DEUX MAINS, LA LIBERTÉ de Antoine Nouel avec la participation de Frank Baugin. Mise en scène Antoine Nouel. Avec Éric Aubrahn, Philippe Bozo, Antoine Nouel.
«Entrez, cela fait quarante ans que je vous attends». C’est avec ces mots sibyllins que le Dr Kô, un lama tibétain, accueille Felix Kersten. Estonien de naissance, naturalisé finlandais, hollandais par sa mère, allemand par son père, il est médecin de formation mais ses mains possèdent un don pour les massages profonds. Le lama en avait connaissance. Il espérait sa venue afin de lui transmettre son savoir et regagner sa terre. Chose faite, la réputation du «bon docteur» court comme une traînée de poudre jusqu’aux oreilles du Reichsführer-SS, affecté par de fortes crampes d’estomac. Felix Kersten accepte de le rencontrer et, miracle, dès le premier massage, les douleurs disparaissent provisoirement. L’homme n’est autre que Heinrich Himmler et sa reconnaissance est immense : «Je ne sais pas comment vous remercier». «Vous me paierez d’une autre manière» s’entend-il répondre. En effet, le médecin est bien décidé à monnayer ses soins contre la liberté de milliers de prisonniers. À chacune des séances, il lui remet une liste de noms de plus en plus longue. Himmler signe les libérations accordées même s’il en diminue le nombre et Brandt, son secrétaire personnel, se charge de relayer l’ordre, mais sans tenir compte de cette restriction.

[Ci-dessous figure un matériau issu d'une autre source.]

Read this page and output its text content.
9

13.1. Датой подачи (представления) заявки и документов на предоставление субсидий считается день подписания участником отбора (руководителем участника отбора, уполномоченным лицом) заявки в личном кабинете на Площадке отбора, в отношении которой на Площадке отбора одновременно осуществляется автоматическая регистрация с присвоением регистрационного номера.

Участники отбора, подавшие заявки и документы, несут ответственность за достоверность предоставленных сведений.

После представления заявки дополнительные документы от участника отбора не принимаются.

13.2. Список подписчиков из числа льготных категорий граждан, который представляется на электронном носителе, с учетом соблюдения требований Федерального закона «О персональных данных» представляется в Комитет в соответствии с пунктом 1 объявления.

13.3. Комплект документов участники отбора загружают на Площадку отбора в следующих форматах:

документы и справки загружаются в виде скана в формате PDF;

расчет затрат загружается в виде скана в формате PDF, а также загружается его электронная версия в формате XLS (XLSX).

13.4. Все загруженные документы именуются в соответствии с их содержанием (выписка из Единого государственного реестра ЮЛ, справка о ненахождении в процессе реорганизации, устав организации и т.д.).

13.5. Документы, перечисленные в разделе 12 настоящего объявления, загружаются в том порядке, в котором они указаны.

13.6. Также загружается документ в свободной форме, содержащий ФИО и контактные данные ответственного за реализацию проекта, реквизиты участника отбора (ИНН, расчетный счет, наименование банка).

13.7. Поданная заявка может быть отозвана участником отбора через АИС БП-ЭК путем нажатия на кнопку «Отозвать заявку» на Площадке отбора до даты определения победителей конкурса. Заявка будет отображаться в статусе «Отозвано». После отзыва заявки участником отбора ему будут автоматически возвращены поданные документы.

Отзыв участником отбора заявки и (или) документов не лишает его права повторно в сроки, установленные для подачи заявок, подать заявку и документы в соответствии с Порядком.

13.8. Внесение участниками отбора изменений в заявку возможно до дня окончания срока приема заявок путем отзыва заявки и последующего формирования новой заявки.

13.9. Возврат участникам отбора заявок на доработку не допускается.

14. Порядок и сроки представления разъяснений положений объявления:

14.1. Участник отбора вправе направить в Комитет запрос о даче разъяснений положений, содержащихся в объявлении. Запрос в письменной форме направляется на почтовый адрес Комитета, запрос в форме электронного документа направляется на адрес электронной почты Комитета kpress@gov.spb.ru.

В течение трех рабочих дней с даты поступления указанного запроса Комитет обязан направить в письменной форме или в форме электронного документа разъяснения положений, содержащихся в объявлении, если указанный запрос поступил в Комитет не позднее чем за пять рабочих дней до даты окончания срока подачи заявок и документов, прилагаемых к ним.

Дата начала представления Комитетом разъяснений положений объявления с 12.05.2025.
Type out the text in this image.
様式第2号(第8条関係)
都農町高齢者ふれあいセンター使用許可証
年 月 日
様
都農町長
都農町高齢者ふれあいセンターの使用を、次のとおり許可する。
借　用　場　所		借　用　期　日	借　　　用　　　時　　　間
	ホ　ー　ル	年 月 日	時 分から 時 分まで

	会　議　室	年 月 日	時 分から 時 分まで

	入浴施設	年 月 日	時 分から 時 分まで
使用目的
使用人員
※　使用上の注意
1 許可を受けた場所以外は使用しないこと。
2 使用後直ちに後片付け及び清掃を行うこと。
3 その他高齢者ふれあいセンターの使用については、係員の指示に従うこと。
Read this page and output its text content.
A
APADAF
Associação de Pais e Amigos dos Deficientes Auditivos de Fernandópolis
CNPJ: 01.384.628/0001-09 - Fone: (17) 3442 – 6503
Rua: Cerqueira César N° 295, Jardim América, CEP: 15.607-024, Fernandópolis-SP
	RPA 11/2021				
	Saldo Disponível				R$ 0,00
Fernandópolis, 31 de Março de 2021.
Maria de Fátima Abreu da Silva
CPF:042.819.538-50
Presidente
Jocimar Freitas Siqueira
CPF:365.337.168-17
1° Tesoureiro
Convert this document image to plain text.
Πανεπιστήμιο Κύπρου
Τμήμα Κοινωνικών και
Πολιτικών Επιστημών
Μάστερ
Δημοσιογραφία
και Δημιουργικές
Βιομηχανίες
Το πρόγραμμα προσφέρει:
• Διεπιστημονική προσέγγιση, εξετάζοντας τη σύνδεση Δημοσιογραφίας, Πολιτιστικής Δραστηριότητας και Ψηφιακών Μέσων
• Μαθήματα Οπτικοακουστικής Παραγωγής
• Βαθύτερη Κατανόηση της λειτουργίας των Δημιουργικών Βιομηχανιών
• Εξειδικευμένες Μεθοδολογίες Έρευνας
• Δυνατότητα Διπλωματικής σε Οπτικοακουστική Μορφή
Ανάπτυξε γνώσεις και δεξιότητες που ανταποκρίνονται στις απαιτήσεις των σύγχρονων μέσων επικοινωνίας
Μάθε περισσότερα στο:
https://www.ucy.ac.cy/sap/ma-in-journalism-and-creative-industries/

Les faits sont authentiques. Entre 1939 et 1945, les quelque 200 séances prodiguées par Félix Kersten ont sauvé 100.000 personnes dont 60.000 juifs, nombre retenu par l’histoire mais il semble qu’il soit bien plus important. À la fin du conflit, «le bon docteur» parvient même à convaincre Himmler de ne pas exécuter l’ordre d’Hitler de détruire tous les camps de concentration et leurs occupants ainsi que la ville de La Haye.
Une expérience personnelle et deux récits «La Liste de Kersten» de François Kersaudy et «Les Mains du miracle» de Joseph Kessel ont inspiré Antoine Nouel. Sur scène, le décor est d’un tel réalisme, le jeu des trois comédiens d’un tel naturel que l’on assiste à leur conversation comme s’il s’agissait des véritables protagonistes, l’un dévoué corps et âme à ses semblables, l’autre âme damnée du Führer, le troisième œuvrant dans l’ombre.
Felix Kersten mourut en 1960 d’une crise cardiaque à 61 ans, au moment de recevoir la légion d’honneur des mains de Charles de Gaulle. La pièce d’Antoine Nouel éclaire son combat de la plus belle des manières. M-P P. Studio Hébertot 17e.